For those unfamiliar with Satin, he spent 2010 between Hi-A St. Lucie and Double-A Binghamton and as has been the trend with him, he just kept on hitting at each new level. After posting an .865 OPS in 58 games with St. Lucie, Satin topped that effort with an .867 OPS in 79 games with the B-Mets. Long-term, Satin profiles a lot like a righty-batting Daniel Murphy; not super quick nor does he have a ton of pop but he's a strong hitter who takes a good amount of walks, lots of doubles with good pull-side power and he plays lots of positions, though none of them really well.
Overall, we had a really interesting chat. Of everyone I spoke to on the minor league side, Satin may have been the most comfortable speaking to the media and gave some very good answers to my questions. He really gave an interesting perspective into the mind of a minor leaguer I felt. Specifically, we spoke about his experiences in the AFL, playing multiple positions, knocking on the door of the bigs and a whole lot more; click on the 'Play' button below to listen in.
Click past the break for a full transcript of our chat:
Rob: It sounds like everybody just got here in the last couple days; how was your offseason?

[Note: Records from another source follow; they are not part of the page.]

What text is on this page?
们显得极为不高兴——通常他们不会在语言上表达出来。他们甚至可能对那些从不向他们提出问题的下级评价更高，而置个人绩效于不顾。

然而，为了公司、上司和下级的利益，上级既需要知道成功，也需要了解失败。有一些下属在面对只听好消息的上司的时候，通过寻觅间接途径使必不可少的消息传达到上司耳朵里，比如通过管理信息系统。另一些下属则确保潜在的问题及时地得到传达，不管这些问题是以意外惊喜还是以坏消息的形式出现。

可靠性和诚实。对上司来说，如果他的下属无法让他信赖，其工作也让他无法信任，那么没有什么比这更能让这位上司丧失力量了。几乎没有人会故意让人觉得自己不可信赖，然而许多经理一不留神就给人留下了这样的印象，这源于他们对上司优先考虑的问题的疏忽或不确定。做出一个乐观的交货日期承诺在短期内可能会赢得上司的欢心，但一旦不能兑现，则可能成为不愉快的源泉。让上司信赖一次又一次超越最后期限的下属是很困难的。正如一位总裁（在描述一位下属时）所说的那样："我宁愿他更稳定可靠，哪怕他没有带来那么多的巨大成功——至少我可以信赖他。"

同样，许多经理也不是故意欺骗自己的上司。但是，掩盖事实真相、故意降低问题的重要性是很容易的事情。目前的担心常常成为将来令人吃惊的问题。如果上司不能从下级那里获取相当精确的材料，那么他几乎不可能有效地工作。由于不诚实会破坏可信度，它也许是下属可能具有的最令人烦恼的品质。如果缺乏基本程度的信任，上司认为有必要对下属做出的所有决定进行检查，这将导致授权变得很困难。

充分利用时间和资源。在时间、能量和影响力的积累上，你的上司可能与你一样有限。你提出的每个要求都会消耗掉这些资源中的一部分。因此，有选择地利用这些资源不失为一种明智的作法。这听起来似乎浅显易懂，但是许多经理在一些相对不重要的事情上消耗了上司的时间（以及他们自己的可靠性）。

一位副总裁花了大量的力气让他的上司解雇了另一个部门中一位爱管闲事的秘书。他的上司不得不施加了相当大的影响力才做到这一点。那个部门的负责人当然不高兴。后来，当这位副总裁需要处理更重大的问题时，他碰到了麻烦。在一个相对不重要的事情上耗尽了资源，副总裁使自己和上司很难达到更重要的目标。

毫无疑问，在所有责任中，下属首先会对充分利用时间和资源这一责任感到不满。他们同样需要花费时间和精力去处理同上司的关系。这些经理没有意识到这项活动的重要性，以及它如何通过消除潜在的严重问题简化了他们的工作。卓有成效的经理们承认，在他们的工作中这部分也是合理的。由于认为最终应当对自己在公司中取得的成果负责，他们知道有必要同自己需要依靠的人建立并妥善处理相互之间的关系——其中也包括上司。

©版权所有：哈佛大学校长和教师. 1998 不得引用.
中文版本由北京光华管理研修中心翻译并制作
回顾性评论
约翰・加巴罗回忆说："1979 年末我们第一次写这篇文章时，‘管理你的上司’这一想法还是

Satin: It was fantastic. You know, it was a little short because I played in the (Arizona) Fall League. So I just had to get right down to business, no time off, and try to get ready for the season really as soon as possible.
Rob: Now you mentioned you played in the Fall League; you had a really good Fall League. I mean you started on the Taxi Squad but I think you ended up making the full-time team. What was it like out there because that's a pretty talented league?
Satin: Yeah, it was great to be there. Terry Collins and Adam Wogan were...it was great of them to reward me. They said it was a reward for when I went to instructs and the hard work we put in there. It was just a great experience for me playing against the best in minor league baseball really. And just showing what I can do and working my way through the Taxi Squad and being a guy that was playing a lot toward the end and showing that I can play at that level.
Rob: Now looking back towards 2010 a little bit, you had success at pretty much every level you played. And you moved around the field quite a bit defensively; is that something that was planned? Is that something you're going to be doing a lot looking into the future or it just kind of broke that way?
Satin: I don't know if it was planned, but once I got to Double-A there was guys at every position so in order to get at-bat's evcery game I kind of had to work my way around the field. Which was cool because the more versatile you are, the better chance you have of breaking with the big league team one day because you never know what they need. So I'm all in favor of playing wherever I can and getting as much experience at position because you never know who's going to get hurt at the big league level and what they're gonna need when your time comes.
Rob: And that's something that current major leaguer Dan Murphy has actually done a lot of; he's fit in wherever he could and it's gotten him to the bigs even quicker. Now as far as comfort, is there a position that you like best or it just kind of whatever?
Satin: Not really, I'm very comfortable everywhere. I spent the whole intstructional league working at first and third and second, trying to get as comfortable as I can everywhere. I've probably played the most games at second for the Mets but you know in college and otherwise I've played the other two almost as much. So I feel just as confident everywhere and the more I play at each spot the more confident I'll be.
Rob: You kind of talked about your time in college, you played at UCLA...no, i'm sorry it was Cal-Berkeley right? I'm sorry, mixed them up a little bit. (laughs) Just keeping you on your toes right now! So obviously that's a big-time program, a lot of pros come through there; what was that like for you?
Satin: It was a great experience. I had a lot of ups and downs there; I had a major (shoulder) injury that cost me about two years. But the coaches and the people around there, they really got me through it, stayed confident in me even when I couldn't even play and you know really, I think, prepared me for pro ball because I had a small taste of failure in college whereas a lot of guys don't. So now I know it's not the end of the world when you got 0-for-10 or 0-for-20 or 2-for-30. You find out how to bounce back from that; I found out how to bounce back from that in college and I think that's really benefited me here to not get too high when I'm doing well or too low when I'm doing poorly.
Rob: Looking forward to 2011, do you have any expectations or goals that you're setting for yourself coming into the season?
Satin: No, i mean just like every year I just want to become the best player I can and get better and better every day. The ultimate goal is reaching the big leagues as soon as possible; I don't know when that's gonna be but I'm hoping I can strive towards doing that in the next year or two. And keep continuing to work on my defensive game and offensively just keep doing what I'm doing and get a little better, a little smarter every game.
Rob: One more I gotta ask you, you're getting pretty close, you're almost knocking on the door now to the big leagues; what does that feel like? Do you let yourself think about that?
Satin: It's definitely more exciting knowing you're coming into this season with a small chance of maybe -- if things break right -- making the big leagues. Whereas prior seasons it's like 'All right, I'm in Low-A. I got no shot this year.' So it's definitely exciting and you know, getting the opportunity to be in this early camp and maybe getting in some big league games is gonna be huge just to get a taste of what it's like and see what you need to work on in order to be successful at that level.